Nella nuova caserma delle Guardie svizzere, che dovrebbe essere completata nel 2026, sono infatti previste anche stanze singole con bagno privato e non sole camerate comuni, come finora.

"Fin dall'inizio è stato importante per noi che il nuovo edificio offrisse uno spazio al servizio delle donne", ha affermato al settimanale SonntagsZeitung Jean-Pierre Roth, a capo della fondazione che supervisiona il progetto.

Un passo appoggiato fortemente anche dalla presidente della Fondazione delle Guardie svizzere, l'ex consigliera federale Ruth Metzler-Arnold, che si dice molto contenta del fatto che venga aperta la discussione sulla questione di ammettere anche le donne. L'ex ministra, in Governo dal 1999 al 2003, è fiduciosa su un'apertura in questo senso del Vaticano.

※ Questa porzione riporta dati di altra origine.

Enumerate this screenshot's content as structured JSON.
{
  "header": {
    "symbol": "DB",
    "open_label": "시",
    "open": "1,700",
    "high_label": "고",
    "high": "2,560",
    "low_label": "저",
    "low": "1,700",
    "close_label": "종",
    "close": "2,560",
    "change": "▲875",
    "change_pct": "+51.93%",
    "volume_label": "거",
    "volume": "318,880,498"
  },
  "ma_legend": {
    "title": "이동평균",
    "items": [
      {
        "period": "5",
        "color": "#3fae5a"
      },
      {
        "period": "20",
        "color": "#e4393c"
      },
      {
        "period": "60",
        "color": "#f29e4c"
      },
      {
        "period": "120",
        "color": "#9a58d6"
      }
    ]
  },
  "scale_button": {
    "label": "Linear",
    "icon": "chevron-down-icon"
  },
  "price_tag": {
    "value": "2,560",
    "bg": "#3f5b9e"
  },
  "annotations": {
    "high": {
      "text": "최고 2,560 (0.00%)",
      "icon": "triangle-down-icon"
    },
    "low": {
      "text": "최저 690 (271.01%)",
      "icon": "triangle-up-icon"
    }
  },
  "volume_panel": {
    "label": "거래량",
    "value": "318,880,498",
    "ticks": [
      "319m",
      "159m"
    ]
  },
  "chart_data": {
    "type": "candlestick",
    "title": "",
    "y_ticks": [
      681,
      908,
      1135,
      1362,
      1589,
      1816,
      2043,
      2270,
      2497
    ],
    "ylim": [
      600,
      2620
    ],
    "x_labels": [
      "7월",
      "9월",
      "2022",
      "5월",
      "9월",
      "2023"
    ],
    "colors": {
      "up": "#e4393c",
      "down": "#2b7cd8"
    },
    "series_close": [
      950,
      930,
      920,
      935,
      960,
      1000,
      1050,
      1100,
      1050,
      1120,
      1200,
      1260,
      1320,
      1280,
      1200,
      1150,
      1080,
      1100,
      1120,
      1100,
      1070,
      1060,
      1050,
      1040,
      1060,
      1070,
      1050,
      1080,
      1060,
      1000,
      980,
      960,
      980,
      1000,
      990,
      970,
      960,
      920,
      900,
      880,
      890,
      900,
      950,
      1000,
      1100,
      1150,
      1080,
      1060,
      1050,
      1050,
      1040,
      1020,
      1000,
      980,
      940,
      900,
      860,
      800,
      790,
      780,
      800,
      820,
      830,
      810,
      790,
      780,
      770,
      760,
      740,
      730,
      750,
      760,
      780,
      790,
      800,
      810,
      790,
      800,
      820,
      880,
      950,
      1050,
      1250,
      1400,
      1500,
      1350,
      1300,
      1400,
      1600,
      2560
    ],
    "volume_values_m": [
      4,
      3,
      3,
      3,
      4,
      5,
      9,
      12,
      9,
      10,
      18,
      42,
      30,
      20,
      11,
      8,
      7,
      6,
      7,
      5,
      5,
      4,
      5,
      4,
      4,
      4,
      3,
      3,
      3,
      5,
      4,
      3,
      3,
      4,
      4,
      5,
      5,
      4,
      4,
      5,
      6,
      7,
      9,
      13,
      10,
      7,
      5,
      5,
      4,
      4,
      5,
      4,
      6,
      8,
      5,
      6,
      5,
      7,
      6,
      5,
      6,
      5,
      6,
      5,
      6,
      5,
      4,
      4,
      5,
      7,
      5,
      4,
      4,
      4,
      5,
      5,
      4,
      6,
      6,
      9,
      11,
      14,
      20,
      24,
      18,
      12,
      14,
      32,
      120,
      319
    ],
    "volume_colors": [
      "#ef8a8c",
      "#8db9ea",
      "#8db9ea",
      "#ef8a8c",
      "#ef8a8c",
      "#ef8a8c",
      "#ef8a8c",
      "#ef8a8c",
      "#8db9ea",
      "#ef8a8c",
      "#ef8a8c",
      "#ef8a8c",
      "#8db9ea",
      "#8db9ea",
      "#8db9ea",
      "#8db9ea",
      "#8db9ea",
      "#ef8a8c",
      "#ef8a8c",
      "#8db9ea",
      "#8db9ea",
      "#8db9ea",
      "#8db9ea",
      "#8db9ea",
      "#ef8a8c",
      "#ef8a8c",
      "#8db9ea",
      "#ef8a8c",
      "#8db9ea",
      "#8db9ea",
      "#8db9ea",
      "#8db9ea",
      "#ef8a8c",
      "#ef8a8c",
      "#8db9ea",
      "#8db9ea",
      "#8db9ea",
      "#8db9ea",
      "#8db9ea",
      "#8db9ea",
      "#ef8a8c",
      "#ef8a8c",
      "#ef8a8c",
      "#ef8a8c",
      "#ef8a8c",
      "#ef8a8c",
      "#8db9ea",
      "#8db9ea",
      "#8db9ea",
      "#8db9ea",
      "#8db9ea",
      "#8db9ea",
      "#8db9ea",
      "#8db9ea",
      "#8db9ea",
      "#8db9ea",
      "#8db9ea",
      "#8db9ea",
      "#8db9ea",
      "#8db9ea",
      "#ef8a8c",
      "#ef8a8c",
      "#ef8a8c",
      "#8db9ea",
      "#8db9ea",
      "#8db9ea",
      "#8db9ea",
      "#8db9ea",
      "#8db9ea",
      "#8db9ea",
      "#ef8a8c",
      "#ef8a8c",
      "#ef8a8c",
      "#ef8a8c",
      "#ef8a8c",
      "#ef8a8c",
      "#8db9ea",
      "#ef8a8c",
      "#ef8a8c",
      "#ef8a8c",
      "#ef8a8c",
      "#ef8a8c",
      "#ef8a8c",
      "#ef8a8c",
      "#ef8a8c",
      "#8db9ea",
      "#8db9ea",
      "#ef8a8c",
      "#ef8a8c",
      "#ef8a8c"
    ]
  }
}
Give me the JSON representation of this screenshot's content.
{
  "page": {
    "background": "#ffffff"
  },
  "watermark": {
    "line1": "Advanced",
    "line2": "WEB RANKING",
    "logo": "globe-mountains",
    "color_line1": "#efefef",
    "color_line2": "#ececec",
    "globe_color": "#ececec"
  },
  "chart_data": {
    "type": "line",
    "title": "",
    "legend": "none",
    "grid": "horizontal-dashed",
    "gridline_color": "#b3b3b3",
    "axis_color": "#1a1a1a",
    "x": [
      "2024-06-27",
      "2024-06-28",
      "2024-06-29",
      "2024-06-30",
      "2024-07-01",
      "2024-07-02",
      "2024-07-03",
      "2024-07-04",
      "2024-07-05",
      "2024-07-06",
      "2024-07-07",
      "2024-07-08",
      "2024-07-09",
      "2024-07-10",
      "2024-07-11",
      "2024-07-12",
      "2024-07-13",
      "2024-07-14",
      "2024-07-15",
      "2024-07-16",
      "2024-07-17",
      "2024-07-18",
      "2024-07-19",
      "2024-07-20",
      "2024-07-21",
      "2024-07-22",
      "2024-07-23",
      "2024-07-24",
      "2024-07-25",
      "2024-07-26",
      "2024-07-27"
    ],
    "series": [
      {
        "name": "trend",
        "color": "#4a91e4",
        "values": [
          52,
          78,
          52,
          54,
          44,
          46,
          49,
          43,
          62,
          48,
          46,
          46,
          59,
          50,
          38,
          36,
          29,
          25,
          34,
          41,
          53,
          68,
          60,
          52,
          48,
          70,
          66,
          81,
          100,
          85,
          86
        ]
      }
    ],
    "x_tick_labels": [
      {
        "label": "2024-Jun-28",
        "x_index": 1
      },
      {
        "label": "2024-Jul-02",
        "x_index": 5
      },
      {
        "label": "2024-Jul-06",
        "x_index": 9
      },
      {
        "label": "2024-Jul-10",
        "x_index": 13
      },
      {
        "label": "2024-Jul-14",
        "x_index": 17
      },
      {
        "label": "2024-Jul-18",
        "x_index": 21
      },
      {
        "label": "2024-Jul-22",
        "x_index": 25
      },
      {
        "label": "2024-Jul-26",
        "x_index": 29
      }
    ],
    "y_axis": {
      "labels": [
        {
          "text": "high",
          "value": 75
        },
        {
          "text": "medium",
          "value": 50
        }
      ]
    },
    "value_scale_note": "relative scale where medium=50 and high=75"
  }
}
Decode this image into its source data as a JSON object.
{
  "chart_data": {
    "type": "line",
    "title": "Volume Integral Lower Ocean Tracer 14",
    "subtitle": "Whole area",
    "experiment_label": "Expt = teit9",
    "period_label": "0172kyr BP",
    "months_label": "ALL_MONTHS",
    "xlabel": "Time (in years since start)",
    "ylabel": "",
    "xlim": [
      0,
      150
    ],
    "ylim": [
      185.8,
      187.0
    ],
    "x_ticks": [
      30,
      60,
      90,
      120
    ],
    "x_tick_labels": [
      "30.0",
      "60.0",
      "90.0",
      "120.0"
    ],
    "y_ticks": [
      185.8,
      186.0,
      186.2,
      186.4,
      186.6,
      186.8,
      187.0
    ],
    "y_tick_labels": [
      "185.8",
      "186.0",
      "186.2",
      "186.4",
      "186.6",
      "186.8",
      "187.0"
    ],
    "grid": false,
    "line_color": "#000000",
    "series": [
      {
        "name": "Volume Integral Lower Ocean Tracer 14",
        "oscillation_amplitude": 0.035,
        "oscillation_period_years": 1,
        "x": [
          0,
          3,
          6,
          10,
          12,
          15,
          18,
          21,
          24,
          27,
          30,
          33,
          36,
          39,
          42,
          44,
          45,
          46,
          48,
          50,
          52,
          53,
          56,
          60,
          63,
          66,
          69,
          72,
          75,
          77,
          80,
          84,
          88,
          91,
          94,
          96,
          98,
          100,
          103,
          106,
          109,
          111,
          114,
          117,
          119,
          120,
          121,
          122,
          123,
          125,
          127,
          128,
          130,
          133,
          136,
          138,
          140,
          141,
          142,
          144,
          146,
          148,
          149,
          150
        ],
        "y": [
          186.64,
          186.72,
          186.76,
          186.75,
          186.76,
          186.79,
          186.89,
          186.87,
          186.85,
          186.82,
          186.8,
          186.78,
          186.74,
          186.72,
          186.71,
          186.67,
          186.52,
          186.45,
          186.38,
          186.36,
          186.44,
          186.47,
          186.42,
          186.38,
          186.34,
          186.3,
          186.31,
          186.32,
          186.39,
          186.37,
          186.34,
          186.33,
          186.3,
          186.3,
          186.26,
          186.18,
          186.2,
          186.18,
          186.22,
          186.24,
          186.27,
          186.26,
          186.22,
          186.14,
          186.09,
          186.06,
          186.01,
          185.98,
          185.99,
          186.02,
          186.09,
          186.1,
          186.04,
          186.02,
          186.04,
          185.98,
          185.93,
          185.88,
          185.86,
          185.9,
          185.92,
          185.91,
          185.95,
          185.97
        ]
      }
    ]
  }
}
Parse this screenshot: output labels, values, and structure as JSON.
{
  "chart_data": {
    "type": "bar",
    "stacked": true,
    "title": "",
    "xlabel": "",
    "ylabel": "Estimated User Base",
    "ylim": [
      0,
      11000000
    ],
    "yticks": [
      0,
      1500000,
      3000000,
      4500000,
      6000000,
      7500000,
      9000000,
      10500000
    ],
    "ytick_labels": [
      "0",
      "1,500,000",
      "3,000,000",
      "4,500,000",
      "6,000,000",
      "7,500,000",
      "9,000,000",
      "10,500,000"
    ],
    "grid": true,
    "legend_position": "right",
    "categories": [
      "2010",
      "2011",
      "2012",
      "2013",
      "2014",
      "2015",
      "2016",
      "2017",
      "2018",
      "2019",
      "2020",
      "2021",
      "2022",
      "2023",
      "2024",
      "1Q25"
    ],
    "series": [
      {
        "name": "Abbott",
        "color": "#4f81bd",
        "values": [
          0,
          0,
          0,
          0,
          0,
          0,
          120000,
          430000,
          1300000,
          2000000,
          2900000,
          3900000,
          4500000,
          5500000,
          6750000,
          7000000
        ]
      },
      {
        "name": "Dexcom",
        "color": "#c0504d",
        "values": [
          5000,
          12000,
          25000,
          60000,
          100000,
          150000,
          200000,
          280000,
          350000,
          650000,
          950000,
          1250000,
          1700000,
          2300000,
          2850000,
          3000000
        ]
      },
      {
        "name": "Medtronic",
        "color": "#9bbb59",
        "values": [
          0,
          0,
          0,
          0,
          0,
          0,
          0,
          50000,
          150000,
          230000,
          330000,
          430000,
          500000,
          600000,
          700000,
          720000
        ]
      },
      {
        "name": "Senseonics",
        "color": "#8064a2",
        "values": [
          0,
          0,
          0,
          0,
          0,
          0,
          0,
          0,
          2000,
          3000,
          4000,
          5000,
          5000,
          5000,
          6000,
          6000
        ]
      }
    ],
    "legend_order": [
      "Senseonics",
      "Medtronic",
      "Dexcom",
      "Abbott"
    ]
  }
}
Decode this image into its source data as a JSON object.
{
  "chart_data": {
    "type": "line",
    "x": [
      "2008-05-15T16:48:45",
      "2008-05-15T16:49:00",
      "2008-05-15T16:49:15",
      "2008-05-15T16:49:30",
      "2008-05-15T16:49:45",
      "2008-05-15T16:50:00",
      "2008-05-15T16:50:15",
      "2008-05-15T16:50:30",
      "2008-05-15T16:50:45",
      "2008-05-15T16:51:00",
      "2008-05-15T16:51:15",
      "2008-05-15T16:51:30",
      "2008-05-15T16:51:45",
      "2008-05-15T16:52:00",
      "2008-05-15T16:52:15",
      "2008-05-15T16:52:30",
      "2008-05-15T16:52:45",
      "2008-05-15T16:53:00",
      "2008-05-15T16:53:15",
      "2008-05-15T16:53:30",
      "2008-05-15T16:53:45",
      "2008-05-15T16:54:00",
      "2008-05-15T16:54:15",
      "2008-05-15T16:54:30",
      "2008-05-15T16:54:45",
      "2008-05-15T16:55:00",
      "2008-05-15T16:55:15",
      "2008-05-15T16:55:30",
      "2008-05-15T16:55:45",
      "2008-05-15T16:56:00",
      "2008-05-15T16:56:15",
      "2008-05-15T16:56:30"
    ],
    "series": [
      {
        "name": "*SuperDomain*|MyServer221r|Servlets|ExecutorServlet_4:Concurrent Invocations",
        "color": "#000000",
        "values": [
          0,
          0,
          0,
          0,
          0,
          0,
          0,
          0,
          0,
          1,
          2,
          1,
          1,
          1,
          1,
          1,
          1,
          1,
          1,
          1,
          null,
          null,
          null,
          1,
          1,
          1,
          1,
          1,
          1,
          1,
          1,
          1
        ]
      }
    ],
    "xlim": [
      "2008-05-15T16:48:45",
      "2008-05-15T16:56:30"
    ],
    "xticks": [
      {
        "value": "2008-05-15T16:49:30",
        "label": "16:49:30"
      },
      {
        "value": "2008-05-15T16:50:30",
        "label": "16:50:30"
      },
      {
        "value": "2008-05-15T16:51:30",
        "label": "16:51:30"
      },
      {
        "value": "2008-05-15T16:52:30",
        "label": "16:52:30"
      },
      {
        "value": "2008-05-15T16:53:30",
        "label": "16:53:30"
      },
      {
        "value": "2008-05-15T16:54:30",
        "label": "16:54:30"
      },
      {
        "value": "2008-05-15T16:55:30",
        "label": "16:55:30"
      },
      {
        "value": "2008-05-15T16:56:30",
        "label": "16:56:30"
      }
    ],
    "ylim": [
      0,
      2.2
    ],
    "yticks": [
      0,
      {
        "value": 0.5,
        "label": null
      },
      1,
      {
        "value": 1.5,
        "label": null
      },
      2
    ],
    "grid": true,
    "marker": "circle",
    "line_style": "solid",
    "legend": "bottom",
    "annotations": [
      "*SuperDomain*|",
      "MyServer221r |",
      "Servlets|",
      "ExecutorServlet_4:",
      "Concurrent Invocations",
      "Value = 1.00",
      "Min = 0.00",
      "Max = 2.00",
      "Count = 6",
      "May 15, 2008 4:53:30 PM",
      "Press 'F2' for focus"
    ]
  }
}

Per modificare un requisito del genere sarebbe infatti necessaria una riforma da parte dello stesso Pontefice, cosa non del tutto impossibile considerati gli sforzi di Bergoglio per aprire maggiori spazi alle donne in Vaticano.

E bisognerà anche superare una tradizione ormai radicata in oltre 500 anni di storia. L'attuale comandante delle Guardie Christoph Graf, nel recente passato, ha sempre ribadito che una delle condizioni quadro per far parte di questo corpo è il sesso.

1'450 euro al mese

Il servizio dura almeno 26 mesi. Oltre al vitto e all'alloggio, ogni guardia svizzera riceve un soldo di 1'450 euro al mese. Durante l'incarico, ognuno riceve anche la cittadinanza vaticana ed è quindi un doppio cittadino. Il prerequisito, tuttavia, è che i nuovi arrivati devono essere celibi al momento del reclutamento. Il matrimonio è permesso solo dopo cinque anni di servizio e all'età di almeno 25 anni. La maggior parte delle Guardie svizzere sono dunque single e vivono in camerate comuni nella caserma dentro il Vaticano, subito dopo varcata Porta Sant'Anna. I comandanti e i membri sposati vivono in appartamenti separati.

La possibile apertura alle donne, in un futuro che comunque non sembra essere dietro l'angolo, potrebbe essere legata alla minore attrazione negli anni per i giovani svizzeri di diventare Guardie pontificie. Da una parte il calo demografico dall'altra anche il fatto che lo stipendio percepito è assai inferiore a quello che un giovane qualificato potrebbe guadagnare in Svizzera, che tra l'altro non soffre di problemi di disoccupazione giovanile.

L'esercito vaticano, 135 persone secondo il piano organico deciso con l'ultima riforma, ha visto quest'anno giurare 34 nuove reclute, un po' meno delle 38 del 2020.